A delay is now likely in the start of the massive development project co-joining hockey and horse racing at New York’s Belmont Park.

plans for new Islanders arena
An overhead view of plans to develop a new arena and retail complex at Belmont Park shows the future home of the New York Islanders. (Image: New York Arena Partners)

New York Arena Partners, the developers behind the $1.18 billion project, were forecasting a May groundbreaking in hopes the NHL’s New York Islanders would be making the new arena their home ice starting in 2021. The arena would replace a little-used parking area at the historic racing plant.

NHL Boom Time

The new arena is seen as part of a boom period for the NHL. The boom includes an extremely successful second-year team in Las Vegas, the Vegas Golden Knights, and plans for additional expansion in Seattle.

This season, the Islanders are dividing their home games between Brooklyn’s Barclay Center and their former full-time home at the Nassau County Coliseum. The team expects to continue splitting home game venues, while awaiting construction of the new home ice that’s part of the Belmont project.

Environmental Impact Report Delayed

Officials from Empire State Development (ESD) say they are remaining hopeful that a final environmental impact statement on the project will be released by the end of June. Project backers are now fearing that even if that happens, no construction might begin until sometime this summer, at the earliest.

The delay also allows more time for public comment on the project that would adjoin the iconic track, home of the third jewel of racing’s Triple Crown.

Rachel Shatz, ESD’s vice president of planning and environmental review, said Thursday that putting together the final environmental impact statement is now much more difficult because of the enormous amount of comments already received on the arena plan.

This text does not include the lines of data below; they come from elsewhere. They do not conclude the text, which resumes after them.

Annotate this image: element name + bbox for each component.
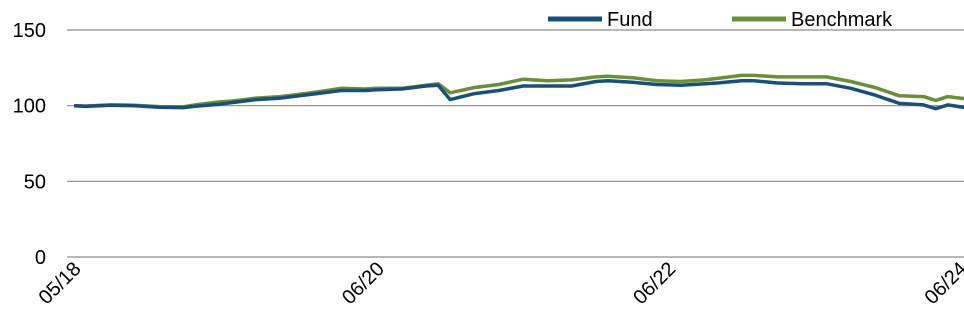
legend-label-benchmark: Benchmark [791, 9, 893, 31]
series-lines [73, 73, 964, 111]
x-tick-label-06-20: 06/20 [338, 258, 389, 309]
x-tick-label-06-24: 06/24 [921, 258, 964, 309]
x-axis-tick-labels: 05/18 06/20 06/22 06/24 [35, 258, 964, 309]
gridlines [67, 29, 964, 258]
series-line-fund [73, 78, 964, 111]
y-tick-label-0: 0 [35, 247, 46, 269]
y-axis-tick-labels: 0 50 100 150 [13, 20, 46, 269]
x-tick-label-06-22: 06/22 [629, 258, 680, 309]
y-tick-label-50: 50 [24, 171, 46, 193]
legend-label-fund: Fund [607, 9, 653, 31]
legend: Fund Benchmark [548, 9, 893, 31]
y-tick-label-150: 150 [13, 20, 46, 42]
series-line-benchmark [73, 73, 964, 109]
y-tick-label-100: 100 [13, 96, 46, 118]
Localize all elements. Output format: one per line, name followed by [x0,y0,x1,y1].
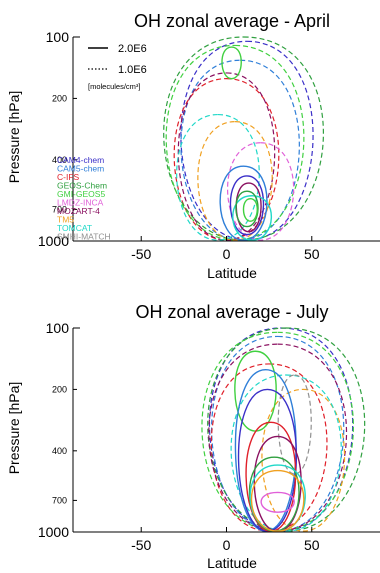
x-tick-label: 0 [223,246,231,262]
y-tick-label: 100 [46,320,70,336]
x-tick-label: 50 [304,246,320,262]
x-tick-label: 0 [223,537,231,553]
mozart-4-contour [235,182,262,233]
x-axis-label: Latitude [207,265,257,281]
x-axis-label: Latitude [207,555,257,571]
x-tick-label: 50 [304,537,320,553]
smhi-match-contour [277,374,312,475]
y-axis-label: Pressure [hPa] [6,382,22,475]
y-tick-label: 400 [52,155,67,165]
cam4-chem-contour [229,175,265,236]
model-legend-entry: SMHI-MATCH [57,232,111,242]
lmdz-inca-contour [260,491,295,513]
plot-axes [72,36,380,242]
cam5-chem-contour [180,59,300,241]
y-tick-label: 1000 [38,233,69,249]
y-axis-label: Pressure [hPa] [6,91,22,184]
panel-july: OH zonal average - July Latitude Pressur… [6,302,380,571]
contour-lines [163,36,324,241]
line-style-legend: 2.0E6 1.0E6 [molecules/cm³] [88,43,147,91]
model-legend-entry: CAM4-chem [57,155,104,165]
model-legend-entry: TM5 [57,215,74,225]
legend-solid-label: 2.0E6 [118,43,147,55]
x-tick-label: -50 [131,246,151,262]
model-legend-entry: C-IFS [57,172,80,182]
model-legend: CAM4-chem CAM5-chem C-IFS GEOS-Chem GMI-… [57,155,111,242]
y-tick-label: 200 [52,93,67,103]
model-legend-entry: GEOS-Chem [57,181,107,191]
model-legend-entry: CAM5-chem [57,164,104,174]
plot-axes [72,327,380,533]
tomcat-contour [176,113,260,241]
model-legend-entry: MOZART-4 [57,206,100,216]
gmi-geos5-contour [234,350,277,432]
panel-title: OH zonal average - April [134,11,330,31]
gmi-geos5-contour [242,197,258,222]
panel-april: OH zonal average - April Latitude Pressu… [6,11,380,281]
c-ifs-contour [173,78,280,241]
model-legend-entry: TOMCAT [57,223,92,233]
tick-labels: -50 0 50 100 1000 200 400 700 [38,29,320,262]
legend-dotted-label: 1.0E6 [118,64,147,76]
panel-title: OH zonal average - July [135,302,328,322]
y-tick-label: 200 [52,384,67,394]
y-tick-label: 400 [52,446,67,456]
geos-chem-contour [207,327,366,532]
mozart-4-contour [208,343,348,532]
cam5-chem-contour [219,165,268,241]
y-tick-label: 1000 [38,524,69,540]
y-tick-label: 100 [46,29,70,45]
legend-units: [molecules/cm³] [88,82,141,91]
lmdz-inca-contour [227,142,295,241]
tick-labels: -50 0 50 100 1000 200 400 700 [38,320,320,553]
model-legend-entry: LMDZ-INCA [57,198,104,208]
gmi-geos5-contour [221,46,242,80]
tm5-contour [197,121,273,241]
cam4-chem-contour [180,40,314,241]
x-tick-label: -50 [131,537,151,553]
contour-lines [201,327,366,532]
tomcat-contour [230,374,342,532]
y-tick-label: 700 [52,495,67,505]
geos-chem-contour [235,190,259,228]
y-tick-label: 700 [52,204,67,214]
model-legend-entry: GMI-GEOS5 [57,189,105,199]
tm5-contour [250,469,305,532]
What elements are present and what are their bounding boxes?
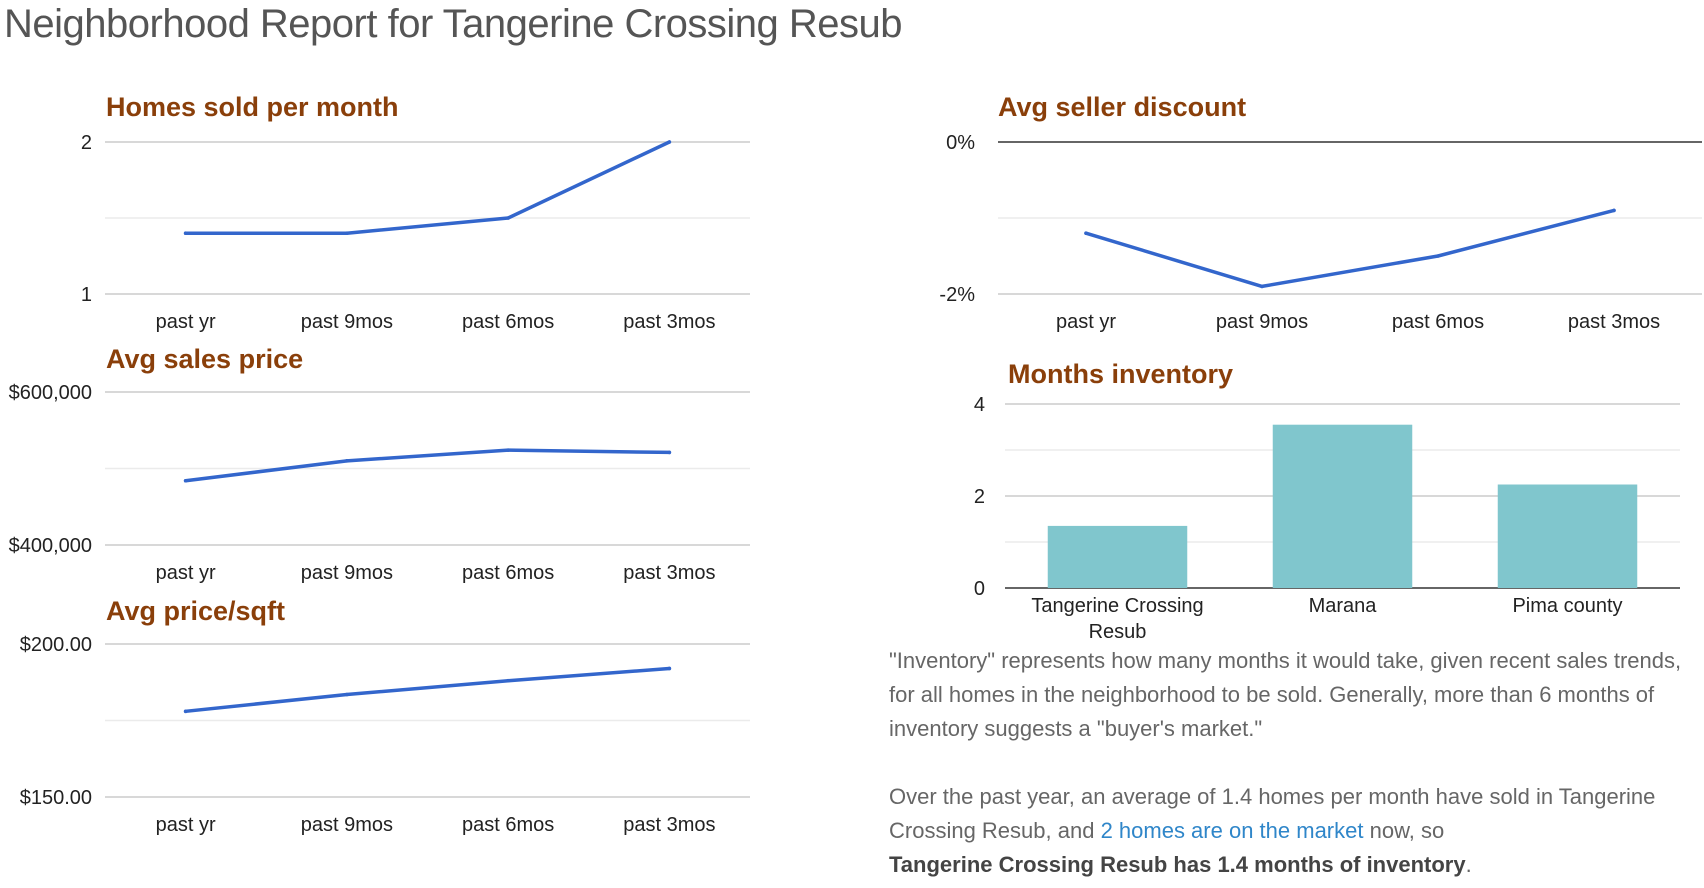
chart-title: Homes sold per month <box>106 92 399 122</box>
x-tick-label: Pima county <box>1512 595 1622 617</box>
y-tick-label: $400,000 <box>9 535 92 557</box>
series-line <box>183 666 672 714</box>
series-line <box>1084 208 1616 289</box>
x-tick-label: past 3mos <box>623 311 715 333</box>
data-point <box>1260 284 1264 289</box>
x-tick-label: past 6mos <box>462 562 554 584</box>
x-tick-label: past 6mos <box>462 311 554 333</box>
data-point <box>667 666 672 671</box>
data-point <box>183 231 188 235</box>
inventory-definition-text: "Inventory" represents how many months i… <box>889 648 1682 741</box>
data-point <box>506 678 510 683</box>
x-tick-label: past 9mos <box>301 814 393 836</box>
chart-avg-sales-price: $400,000 $600,000 Avg sales price past yr pa… <box>9 344 750 584</box>
x-tick-label: past 3mos <box>623 562 715 584</box>
x-tick-label: past 9mos <box>301 311 393 333</box>
data-point <box>506 216 510 220</box>
y-tick-label: 2 <box>974 486 985 508</box>
x-tick-label: past yr <box>156 562 216 584</box>
y-tick-label: -2% <box>939 284 975 306</box>
chart-months-inventory: 0 2 4 Months inventory Tangerine Crossing Res… <box>974 359 1680 643</box>
inventory-summary: Over the past year, an average of 1.4 ho… <box>889 780 1689 882</box>
x-tick-label: past yr <box>156 311 216 333</box>
chart-avg-price-per-sqft: $150.00 $200.00 Avg price/sqft past yr past … <box>20 596 750 836</box>
bar <box>1272 424 1413 588</box>
chart-title: Months inventory <box>1008 359 1233 389</box>
data-point <box>667 140 672 144</box>
x-tick-label: past 6mos <box>1392 311 1484 333</box>
page-title: Neighborhood Report for Tangerine Crossi… <box>4 2 903 46</box>
data-point <box>667 450 672 455</box>
y-tick-label: 4 <box>974 394 985 416</box>
summary-intro: Over the past year, an average of 1.4 ho… <box>889 784 1656 843</box>
bar <box>1047 525 1188 588</box>
x-tick-label: past 9mos <box>1216 311 1308 333</box>
chart-title: Avg sales price <box>106 344 303 374</box>
data-point <box>1436 254 1440 258</box>
series-line <box>183 140 672 235</box>
summary-period: . <box>1465 852 1472 877</box>
data-point <box>1084 231 1088 235</box>
data-point <box>345 692 349 697</box>
x-tick-label: past 3mos <box>1568 311 1660 333</box>
chart-avg-seller-discount: -2% 0% Avg seller discount past yr past 9mos… <box>939 92 1702 333</box>
chart-homes-sold-per-month: 1 2 Homes sold per month past yr past 9mos pa… <box>81 92 750 333</box>
x-tick-label: past 3mos <box>623 814 715 836</box>
x-tick-label: past 6mos <box>462 814 554 836</box>
x-tick-label: past yr <box>1056 311 1116 333</box>
data-point <box>1612 208 1616 213</box>
y-tick-label: 1 <box>81 284 92 306</box>
inventory-explanation: "Inventory" represents how many months i… <box>889 644 1689 746</box>
data-point <box>506 448 510 452</box>
x-tick-label: past 9mos <box>301 562 393 584</box>
y-tick-label: 2 <box>81 132 92 154</box>
homes-on-market-link[interactable]: 2 homes are on the market <box>1100 818 1364 843</box>
data-point <box>345 231 349 235</box>
y-tick-label: 0% <box>946 132 975 154</box>
x-tick-label: Tangerine Crossing Resub <box>1031 595 1203 643</box>
x-tick-label: Marana <box>1309 595 1378 617</box>
data-point <box>183 709 188 714</box>
y-tick-label: $600,000 <box>9 382 92 404</box>
chart-title: Avg price/sqft <box>106 596 285 626</box>
data-point <box>183 478 188 483</box>
y-tick-label: $150.00 <box>20 787 92 809</box>
bar <box>1497 484 1638 588</box>
y-tick-label: $200.00 <box>20 634 92 656</box>
x-tick-label: past yr <box>156 814 216 836</box>
series-line <box>183 448 672 483</box>
inventory-summary-text: Over the past year, an average of 1.4 ho… <box>889 780 1689 882</box>
y-tick-label: 0 <box>974 578 985 600</box>
chart-title: Avg seller discount <box>998 92 1246 122</box>
summary-now: now, so <box>1363 818 1445 843</box>
data-point <box>345 459 349 463</box>
summary-conclusion: Tangerine Crossing Resub has 1.4 months … <box>889 852 1466 877</box>
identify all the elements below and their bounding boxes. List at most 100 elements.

Tammie Williams, a community organizer with the Belmont Park Community Coalition, a group opposing the project, says 2,000 letters in opposition to the project are already on file with ESD.

Rising Development Costs

ESD is an umbrella organization for New York’s two major economic development public-benefit corporations. It’s tasked with promoting the state economy, encouraging business investment and related functions. ESD is a major proponent of the recently scuttled plans for a second Amazon headquarters in Long Island City, Queens, New York.

ESD is now asking the arena developer to provide an additional $1.2 million to pay for the extended environmental review of the project. The ESD board agreed Thursday to extend the contract of the environmental review firm AKRF for one year, through Sept. 2020.

A key member of New York Arena Partners is Scott Malkin, who is also a principal in the majority ownership of the Islanders. The development group is comprised of the Oak View Group, Sterling Equities and the Scott Malkin Group.

New York Arena Partners is seeking to develop a 19,000-seat arena, 250-room hotel and 435,000-square-foot retail village on 43 acres of state-owned land, currently used as a small portion of Belmont Park’s parking area. In addition to environmental issues, local elected officials say that creating full-time train service to Belmont’s Long Island Rail Road station should be a prerequisite to final project approval.

Train Service Shortage?

The Nassau County Village Officials Association has passed a resolution that any final approval of the Belmont project must include a full-time station at Belmont Park and that the “developer be required to bear and pay all costs associated with the upgrade of the station, without the expenditure of public resources (tax revenue, bond proceeds or otherwise) to rebuild said station.”

Belmont Park, in the age of horse race simulcasting, is seeing reduced attendance over recent decades. It was originally a 600-plus acre tract in Elmont, New York, but now is reduced by about a third to 445 acres, according to the New York Racing Association (NYRA), the organization that controls the facility.

NYRA says it hopes to makeover Belmont Park during the proposed arena construction. Such renovations may require moving some live racing to nearby Aqueduct, another NYRA track in metro New York City.